Eddie Redmayne — Redmayne is a terrifying ginger-person, but he’s also rather charming, as he illustrates on The Graham Norton Show in explaining his hilariously disastrous audition as Bilbo Baggins in The Hobbit.

Redmayne also bombed his audition for Star Wars: “No. So, I was going for, I think, for Adam Driver. They gave me like a Star Trek scene - or like something from Pride and Prejudice. It was one of those films. With films that top secret, they don’t give you the actual lines. So they give you a scene from Pride and Prejudice, but then they tell you you’re auditioning for the baddie. If you’re me, you then put some ridiculous voice on.

That was really a hilarious moment. Because it was Nina Gold, who I have to thank a lot because she’s cast me in several films.
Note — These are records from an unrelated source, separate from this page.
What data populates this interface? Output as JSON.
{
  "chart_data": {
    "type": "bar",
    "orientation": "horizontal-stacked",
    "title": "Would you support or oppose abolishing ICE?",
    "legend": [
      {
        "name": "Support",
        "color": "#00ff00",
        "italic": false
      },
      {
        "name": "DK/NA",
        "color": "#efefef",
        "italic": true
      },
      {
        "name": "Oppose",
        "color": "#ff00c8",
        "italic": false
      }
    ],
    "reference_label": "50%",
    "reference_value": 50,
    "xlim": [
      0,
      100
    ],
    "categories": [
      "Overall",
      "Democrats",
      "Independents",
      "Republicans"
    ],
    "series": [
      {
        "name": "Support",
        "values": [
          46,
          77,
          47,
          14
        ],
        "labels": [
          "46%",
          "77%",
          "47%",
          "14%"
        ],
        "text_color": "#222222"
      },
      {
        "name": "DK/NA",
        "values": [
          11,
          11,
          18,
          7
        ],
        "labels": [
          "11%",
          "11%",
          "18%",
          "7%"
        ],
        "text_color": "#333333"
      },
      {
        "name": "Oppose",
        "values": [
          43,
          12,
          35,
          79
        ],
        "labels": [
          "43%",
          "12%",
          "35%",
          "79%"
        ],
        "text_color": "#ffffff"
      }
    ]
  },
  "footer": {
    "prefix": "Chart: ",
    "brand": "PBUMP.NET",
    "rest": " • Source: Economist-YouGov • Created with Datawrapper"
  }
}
And she was just sitting there and I was trying again and again with different versions of my kind of “koohh paaaah” [Darth Vader breathing sound] voice. And after like ten shots she’s like, “You got anything else?” I was like, “No.” I said, ‘Ok, that’s a childhood dream crushed.’”

James McAvoy — Recognizing that he was ill-suited for an audition and wanting to get out of it, McAvoy started crying, and then he made up a story about his friend being in the hospital to justify the crying.